# The Girls Are Feeling Better(pics and more pics)



## RunAround (Feb 17, 2008)

Here are Spice, Maxinne and Sugar feeling better and running around:










Spice and Maxinne:




























Teaming up on Sugar:









Her leg isn't slowing her down:


















Trouble... who me?!?









Watch out Spice!


----------



## toth boer goats (Jul 20, 2008)

awwww...........so adorable...looks like they had a sugar blast...LOL  
they look wonderful.....love the first and 2nd to last pic....so cute...  
so happy they are better... :wahoo:


----------



## kelebek (Oct 5, 2007)

What cuties!!!!

I wish that my goaties could "get out of jail" and play.
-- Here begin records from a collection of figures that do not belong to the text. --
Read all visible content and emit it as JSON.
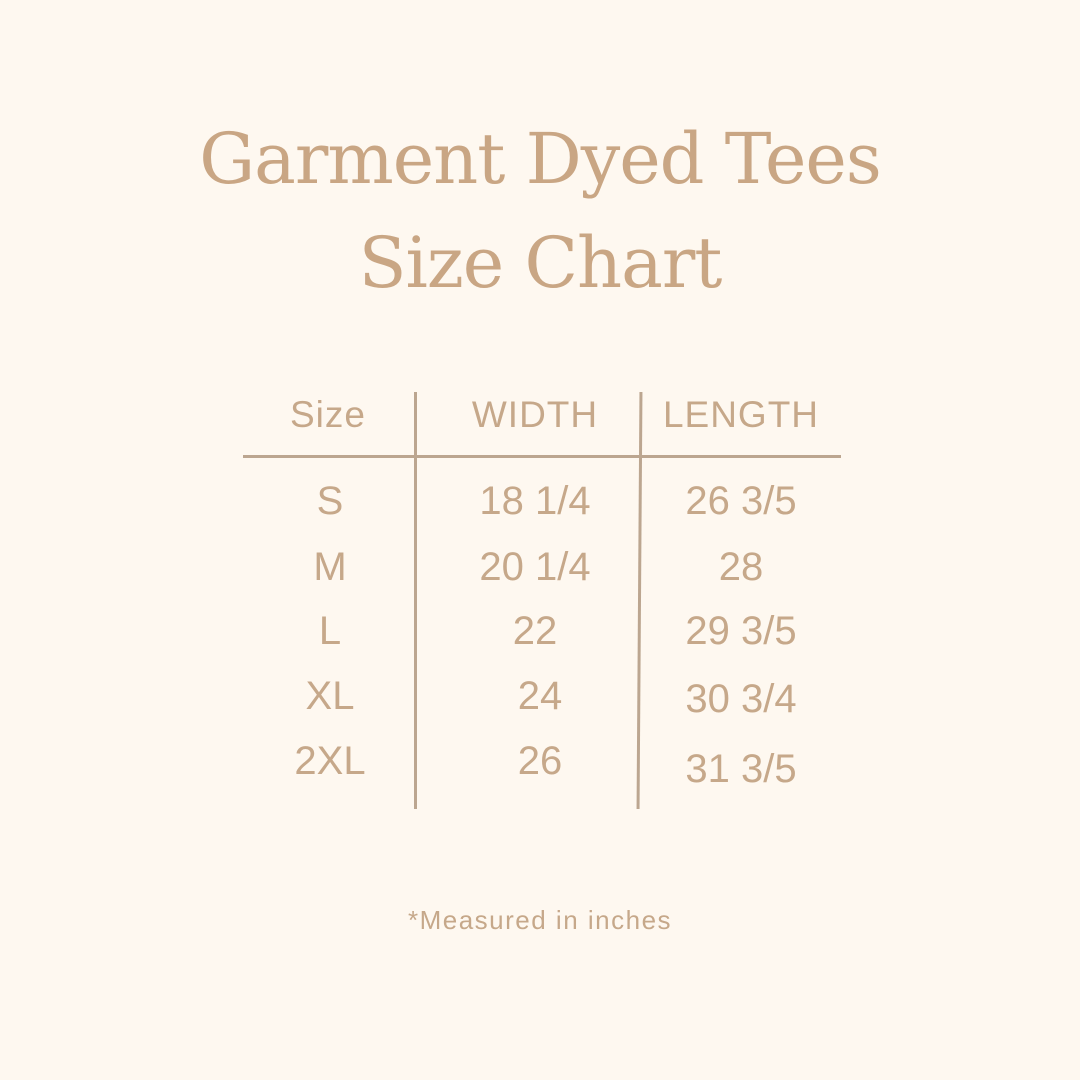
{
  "title": {
    "line1": "Garment Dyed Tees",
    "line2": "Size Chart"
  },
  "table": {
    "headers": [
      "Size",
      "WIDTH",
      "LENGTH"
    ],
    "rows": [
      [
        "S",
        "18 1/4",
        "26 3/5"
      ],
      [
        "M",
        "20 1/4",
        "28"
      ],
      [
        "L",
        "22",
        "29 3/5"
      ],
      [
        "XL",
        "24",
        "30 3/4"
      ],
      [
        "2XL",
        "26",
        "31 3/5"
      ]
    ]
  },
  "note": "*Measured in inches",
  "colors": {
    "background": "#fef8f0",
    "text": "#c6a88a",
    "lines": "#bca690"
  }
}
It has been raining for 2 weeks straight - everything is just plain MUD and icky....


----------



## RunAround (Feb 17, 2008)

It's been muddy and nasty here too. Finally dried up a bit so they can get out. 
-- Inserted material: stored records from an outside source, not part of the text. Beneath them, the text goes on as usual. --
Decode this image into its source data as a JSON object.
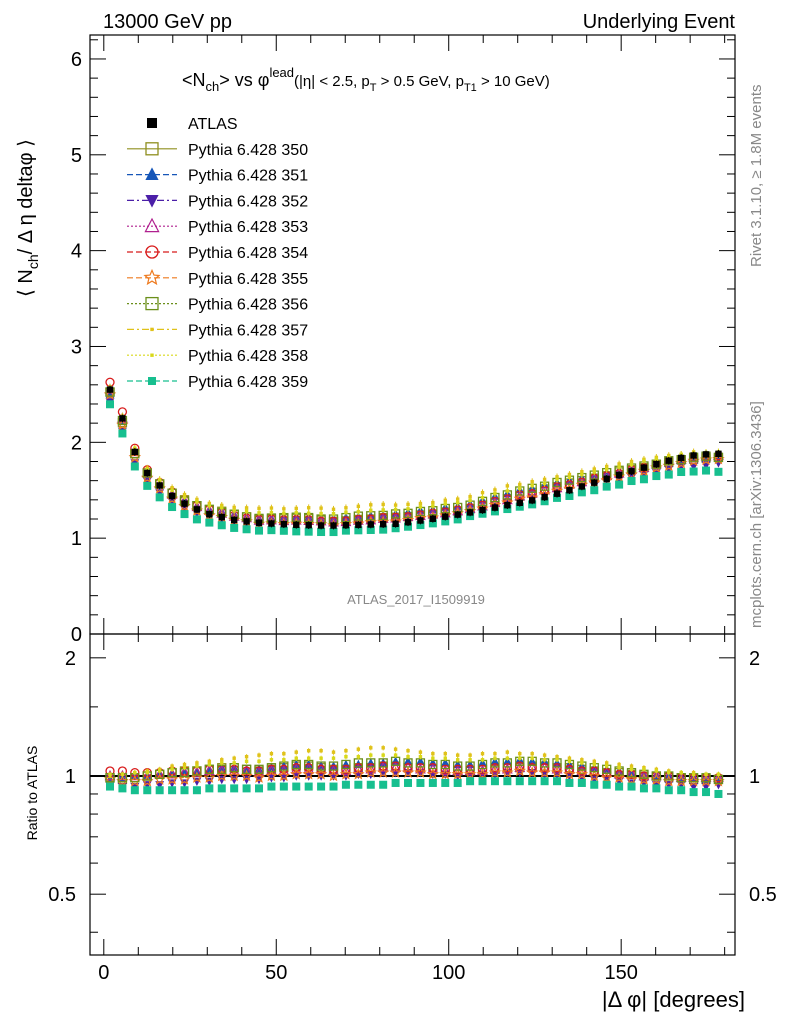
{
  "header": {
    "left": "13000 GeV pp",
    "right": "Underlying Event"
  },
  "plot_title": {
    "main": "<N",
    "main_sub": "ch",
    "main_rest": "> vs φ",
    "main_sup": "lead",
    "cuts": "(|η| < 2.5, p",
    "cuts_sub1": "T",
    "cuts_mid": " > 0.5 GeV, p",
    "cuts_sub2": "T1",
    "cuts_end": " > 10 GeV)"
  },
  "side_labels": {
    "rivet": "Rivet 3.1.10, ≥ 1.8M events",
    "mcplots": "mcplots.cern.ch [arXiv:1306.3436]",
    "analysis": "ATLAS_2017_I1509919"
  },
  "axes": {
    "ylabel_main": "⟨ N",
    "ylabel_main_sub": "ch",
    "ylabel_main_rest": "/ Δ η deltaφ ⟩",
    "ylabel_ratio": "Ratio to ATLAS",
    "xlabel": "|Δ φ| [degrees]",
    "main_ticks": [
      "0",
      "1",
      "2",
      "3",
      "4",
      "5",
      "6"
    ],
    "ratio_ticks": [
      "0.5",
      "1",
      "2"
    ],
    "x_ticks": [
      "0",
      "50",
      "100",
      "150"
    ]
  },
  "legend": [
    {
      "label": "ATLAS",
      "color": "#000000",
      "marker": "filled-square",
      "line": "none"
    },
    {
      "label": "Pythia 6.428 350",
      "color": "#8f8f1f",
      "marker": "open-square",
      "line": "solid"
    },
    {
      "label": "Pythia 6.428 351",
      "color": "#1656b8",
      "marker": "filled-triangle-up",
      "line": "dashed"
    },
    {
      "label": "Pythia 6.428 352",
      "color": "#4b1fa8",
      "marker": "filled-triangle-down",
      "line": "dashdot"
    },
    {
      "label": "Pythia 6.428 353",
      "color": "#b0208f",
      "marker": "open-triangle-up",
      "line": "dotted"
    },
    {
      "label": "Pythia 6.428 354",
      "color": "#d81b1b",
      "marker": "open-circle",
      "line": "dashed"
    },
    {
      "label": "Pythia 6.428 355",
      "color": "#ee7a1e",
      "marker": "open-star",
      "line": "dashed"
    },
    {
      "label": "Pythia 6.428 356",
      "color": "#6b8f1a",
      "marker": "open-square",
      "line": "dotted"
    },
    {
      "label": "Pythia 6.428 357",
      "color": "#e0c21a",
      "marker": "small-dot",
      "line": "dashdot"
    },
    {
      "label": "Pythia 6.428 358",
      "color": "#d8d81a",
      "marker": "small-dot",
      "line": "dotted"
    },
    {
      "label": "Pythia 6.428 359",
      "color": "#17bf8f",
      "marker": "filled-square",
      "line": "dashed"
    }
  ],
  "chart_data": {
    "type": "scatter",
    "title": "<Nch> vs φlead (|η| < 2.5, pT > 0.5 GeV, pT1 > 10 GeV)",
    "xlabel": "|Δ φ| [degrees]",
    "ylabel": "⟨ Nch / Δ η deltaφ ⟩",
    "ratio_ylabel": "Ratio to ATLAS",
    "xlim": [
      -4,
      183
    ],
    "ylim": [
      0,
      6.25
    ],
    "ratio_ylim": [
      0.35,
      2.3
    ],
    "ratio_log_scale": true,
    "x_spacing": 3.6,
    "x_first": 1.8,
    "n_points": 50,
    "reference": {
      "name": "ATLAS",
      "knots_x": [
        1.8,
        5.4,
        9,
        12.6,
        16.2,
        19.8,
        23.4,
        27,
        30.6,
        34.2,
        37.8,
        45,
        55,
        65,
        75,
        85,
        95,
        105,
        115,
        125,
        135,
        145,
        155,
        165,
        172,
        178.2
      ],
      "knots_y": [
        2.55,
        2.25,
        1.9,
        1.68,
        1.55,
        1.44,
        1.36,
        1.3,
        1.25,
        1.22,
        1.19,
        1.16,
        1.14,
        1.13,
        1.14,
        1.15,
        1.2,
        1.26,
        1.33,
        1.4,
        1.5,
        1.61,
        1.72,
        1.82,
        1.87,
        1.88
      ]
    },
    "series": [
      {
        "name": "Pythia 6.428 350",
        "ratio": [
          0.99,
          0.98,
          0.99,
          1.0,
          1.01,
          1.02,
          1.03,
          1.03,
          1.04,
          1.05,
          1.05,
          1.04,
          1.03,
          1.04,
          1.05,
          1.06,
          1.06,
          1.05,
          1.04,
          1.04,
          1.05,
          1.05,
          1.06,
          1.06,
          1.05,
          1.05,
          1.04,
          1.04,
          1.03,
          1.03,
          1.04,
          1.04,
          1.05,
          1.05,
          1.06,
          1.06,
          1.05,
          1.05,
          1.04,
          1.03,
          1.02,
          1.02,
          1.01,
          1.0,
          1.0,
          0.99,
          0.99,
          0.98,
          0.98,
          0.98
        ]
      },
      {
        "name": "Pythia 6.428 351",
        "ratio": [
          0.98,
          0.99,
          1.0,
          1.0,
          1.01,
          1.02,
          1.03,
          1.03,
          1.04,
          1.05,
          1.05,
          1.04,
          1.04,
          1.05,
          1.06,
          1.07,
          1.07,
          1.06,
          1.06,
          1.07,
          1.07,
          1.08,
          1.08,
          1.09,
          1.09,
          1.09,
          1.08,
          1.08,
          1.07,
          1.07,
          1.08,
          1.09,
          1.09,
          1.1,
          1.09,
          1.09,
          1.08,
          1.07,
          1.06,
          1.05,
          1.04,
          1.03,
          1.02,
          1.01,
          1.0,
          1.0,
          0.99,
          0.99,
          0.98,
          0.98
        ]
      },
      {
        "name": "Pythia 6.428 352",
        "ratio": [
          0.95,
          0.94,
          0.94,
          0.95,
          0.95,
          0.96,
          0.96,
          0.97,
          0.97,
          0.98,
          0.98,
          0.98,
          0.98,
          0.99,
          0.99,
          1.0,
          1.0,
          1.0,
          1.0,
          1.0,
          1.01,
          1.01,
          1.02,
          1.02,
          1.02,
          1.02,
          1.01,
          1.01,
          1.0,
          1.0,
          1.01,
          1.01,
          1.02,
          1.02,
          1.02,
          1.01,
          1.01,
          1.0,
          0.99,
          0.98,
          0.98,
          0.97,
          0.96,
          0.96,
          0.95,
          0.95,
          0.95,
          0.94,
          0.94,
          0.95
        ]
      },
      {
        "name": "Pythia 6.428 353",
        "ratio": [
          1.0,
          1.0,
          1.0,
          1.0,
          1.01,
          1.01,
          1.02,
          1.02,
          1.03,
          1.03,
          1.03,
          1.03,
          1.02,
          1.03,
          1.03,
          1.04,
          1.04,
          1.04,
          1.03,
          1.03,
          1.04,
          1.04,
          1.05,
          1.05,
          1.05,
          1.04,
          1.04,
          1.03,
          1.03,
          1.03,
          1.03,
          1.04,
          1.04,
          1.05,
          1.05,
          1.05,
          1.04,
          1.04,
          1.03,
          1.03,
          1.02,
          1.01,
          1.01,
          1.0,
          1.0,
          1.0,
          0.99,
          0.99,
          0.99,
          0.99
        ]
      },
      {
        "name": "Pythia 6.428 354",
        "ratio": [
          1.03,
          1.03,
          1.02,
          1.02,
          1.02,
          1.03,
          1.03,
          1.03,
          1.04,
          1.04,
          1.04,
          1.03,
          1.03,
          1.04,
          1.04,
          1.05,
          1.05,
          1.04,
          1.04,
          1.04,
          1.05,
          1.05,
          1.06,
          1.06,
          1.05,
          1.05,
          1.05,
          1.04,
          1.04,
          1.04,
          1.04,
          1.05,
          1.05,
          1.06,
          1.05,
          1.05,
          1.05,
          1.04,
          1.03,
          1.03,
          1.02,
          1.01,
          1.01,
          1.0,
          1.0,
          1.0,
          0.99,
          0.99,
          0.99,
          0.99
        ]
      },
      {
        "name": "Pythia 6.428 355",
        "ratio": [
          0.98,
          0.97,
          0.97,
          0.97,
          0.98,
          0.98,
          0.98,
          0.99,
          0.99,
          1.0,
          1.0,
          1.0,
          0.99,
          1.0,
          1.0,
          1.01,
          1.01,
          1.01,
          1.0,
          1.01,
          1.01,
          1.02,
          1.02,
          1.02,
          1.02,
          1.02,
          1.01,
          1.01,
          1.01,
          1.01,
          1.01,
          1.02,
          1.02,
          1.03,
          1.02,
          1.02,
          1.02,
          1.01,
          1.01,
          1.0,
          0.99,
          0.99,
          0.98,
          0.98,
          0.98,
          0.97,
          0.97,
          0.97,
          0.97,
          0.97
        ]
      },
      {
        "name": "Pythia 6.428 356",
        "ratio": [
          0.99,
          0.99,
          0.99,
          1.0,
          1.01,
          1.02,
          1.02,
          1.03,
          1.04,
          1.04,
          1.05,
          1.04,
          1.04,
          1.05,
          1.06,
          1.07,
          1.07,
          1.06,
          1.06,
          1.07,
          1.08,
          1.08,
          1.08,
          1.09,
          1.08,
          1.08,
          1.07,
          1.07,
          1.06,
          1.06,
          1.07,
          1.08,
          1.08,
          1.09,
          1.09,
          1.08,
          1.08,
          1.07,
          1.06,
          1.05,
          1.04,
          1.03,
          1.02,
          1.01,
          1.0,
          1.0,
          0.99,
          0.99,
          0.99,
          0.98
        ]
      },
      {
        "name": "Pythia 6.428 357",
        "ratio": [
          1.0,
          1.01,
          1.02,
          1.03,
          1.04,
          1.06,
          1.07,
          1.08,
          1.09,
          1.1,
          1.11,
          1.12,
          1.13,
          1.14,
          1.14,
          1.15,
          1.16,
          1.16,
          1.15,
          1.16,
          1.17,
          1.18,
          1.18,
          1.17,
          1.16,
          1.15,
          1.14,
          1.14,
          1.13,
          1.13,
          1.14,
          1.14,
          1.15,
          1.14,
          1.14,
          1.13,
          1.12,
          1.11,
          1.1,
          1.09,
          1.08,
          1.07,
          1.06,
          1.05,
          1.04,
          1.03,
          1.02,
          1.02,
          1.01,
          1.01
        ]
      },
      {
        "name": "Pythia 6.428 358",
        "ratio": [
          1.01,
          1.01,
          1.02,
          1.02,
          1.03,
          1.04,
          1.05,
          1.06,
          1.07,
          1.08,
          1.08,
          1.09,
          1.09,
          1.1,
          1.1,
          1.11,
          1.11,
          1.11,
          1.11,
          1.12,
          1.12,
          1.13,
          1.13,
          1.13,
          1.12,
          1.12,
          1.11,
          1.11,
          1.1,
          1.1,
          1.1,
          1.11,
          1.11,
          1.11,
          1.11,
          1.1,
          1.1,
          1.09,
          1.08,
          1.07,
          1.06,
          1.05,
          1.04,
          1.04,
          1.03,
          1.02,
          1.02,
          1.01,
          1.01,
          1.01
        ]
      },
      {
        "name": "Pythia 6.428 359",
        "ratio": [
          0.94,
          0.93,
          0.92,
          0.92,
          0.92,
          0.92,
          0.92,
          0.92,
          0.93,
          0.93,
          0.93,
          0.93,
          0.93,
          0.94,
          0.94,
          0.94,
          0.94,
          0.94,
          0.94,
          0.95,
          0.95,
          0.95,
          0.95,
          0.96,
          0.96,
          0.96,
          0.96,
          0.96,
          0.96,
          0.97,
          0.97,
          0.97,
          0.97,
          0.97,
          0.97,
          0.97,
          0.97,
          0.96,
          0.96,
          0.95,
          0.95,
          0.94,
          0.94,
          0.93,
          0.93,
          0.92,
          0.92,
          0.91,
          0.91,
          0.9
        ]
      }
    ]
  }
}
It's great to see Maxinne running around after almost loosing her.


----------



## capriola-nd (Jul 6, 2008)

They do look so cute and looks as if they feel a whole lot better!! Good job!


----------



## StaceyRosado (Oct 5, 2007)

oh what adorable kiddos.


they look so happy to be out playing.


----------



## liz (Oct 5, 2007)

Beautiful little girls! Doing what kids their age do best!


----------



## Crissa (Oct 7, 2007)

Soooo CUTE! I still absolutely adore Spice! They look like they're having a great time playing and running around.


----------



## Candy (May 14, 2008)

Ashley, I love the spools 'playground'. Next year maybe I can find some and do the same thing. First I have to find out where I can get the spools around here.
Candy :sun:


----------



## Candy (May 14, 2008)

By the way, the 'girls' are wonderful. They look so full of pep and energy.
Candy :sun:


----------



## RunAround (Feb 17, 2008)

I actually got the spools from a person who bought two wethers from me. She works for the electric company so she can get them easy. She brought 3 of them up for me! The goats just love them!


----------



## rebelshope (Sep 21, 2008)

Those are some really great shots! Love the one foot on the spool.


----------